I think that I often live as if I don't believe that's true! I get frustrated, angry, grumpy, lazy...and bury myself in pursuits that are meaningless! I forget that the Lord is leaning over me...gazing into my life and experiencing great pleasure at colors that I don't realize I have! As I come out of myself--quit focusing on silly, negative thoughts and turn my face to the Son...Surrender to Him becomes more and more of a great adventure!

And that's what we all want...purpose and adventure in our short time here on earth. We have no idea what awaits us on the other side of death! We get glimpses of heaven as we read about it in the Bible, but who wants to live a purposeless and mindless life here and now?

I think I'll be a Daylily today! (those are the next flowers in my garden to bloom!) I wonder what color or colors will pop out as I quit thinking about myself and start thinking about those around me, but most of all about the One who is the great love of my life!

Wednesday, April 29, 2009

Farm Fresh Veggies

Good morning! Have you ever heard of giving a farmer a lump sum of money before the growing season starts and then having a box of fresh veggies and fruits delivered once a week to a designated spot to be picked up by you?

Well, we're trying a new thing this spring! Since I have no time to put in an actual vegetable garden (I can barely stay on top of mowing the yard and weeding ONE flower bed), we're buying "boxes" from Sellmeyer's Farm here in Fulton, MO. I picked up our first box last night!

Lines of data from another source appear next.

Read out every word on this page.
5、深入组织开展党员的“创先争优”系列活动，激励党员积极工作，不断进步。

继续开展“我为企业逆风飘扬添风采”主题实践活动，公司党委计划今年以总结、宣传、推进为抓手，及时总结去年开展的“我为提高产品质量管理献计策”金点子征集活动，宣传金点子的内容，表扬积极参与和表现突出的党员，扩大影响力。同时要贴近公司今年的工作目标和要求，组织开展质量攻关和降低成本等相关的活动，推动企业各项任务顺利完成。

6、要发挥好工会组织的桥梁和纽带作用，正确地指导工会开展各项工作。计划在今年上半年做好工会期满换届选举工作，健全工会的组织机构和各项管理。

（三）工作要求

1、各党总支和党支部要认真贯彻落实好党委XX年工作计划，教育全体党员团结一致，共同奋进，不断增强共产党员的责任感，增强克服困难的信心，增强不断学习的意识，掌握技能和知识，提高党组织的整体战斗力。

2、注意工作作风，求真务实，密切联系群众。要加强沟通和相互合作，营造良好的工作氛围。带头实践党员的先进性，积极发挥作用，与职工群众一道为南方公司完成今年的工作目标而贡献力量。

A big bunch of radishes, a lovely bunch of green onions, a bag of lettuce, chives, oregano, cilantro, 1/2 doz brown eggs, and a small loaf of applesauce bread. Since the growing season is just beginning, the box was a bit sparse--but it will be filling up more and more!

So, I made a lovely salad with sauted shrimp sprinkled on top for supper last night! And was it ever delicious!

Tuesday, April 28, 2009

Top 4

I've been waiting for a day such as this to sit down and write to all of you! Travis is flying his mother and Adela back to Minnesota and it's very quiet here today at the airport. Maybe I'll get this written without too many interruptions!

For the past month, my dear mother-in-law has been staying with us--as you know. There have been days when I felt stretched past my endurance, but other days have been wonderful!! I don't know what I would have done without our dear friend, Adela, being here! She carried the bulk of care during the days when I had to come to the airport and what a blessing she was! It really is important for more than one person to be caring for an elderly parent. Kind of like raising kids...you need a mom and a dad, as well as extended family and friends for support! My heart really goes out to single parents!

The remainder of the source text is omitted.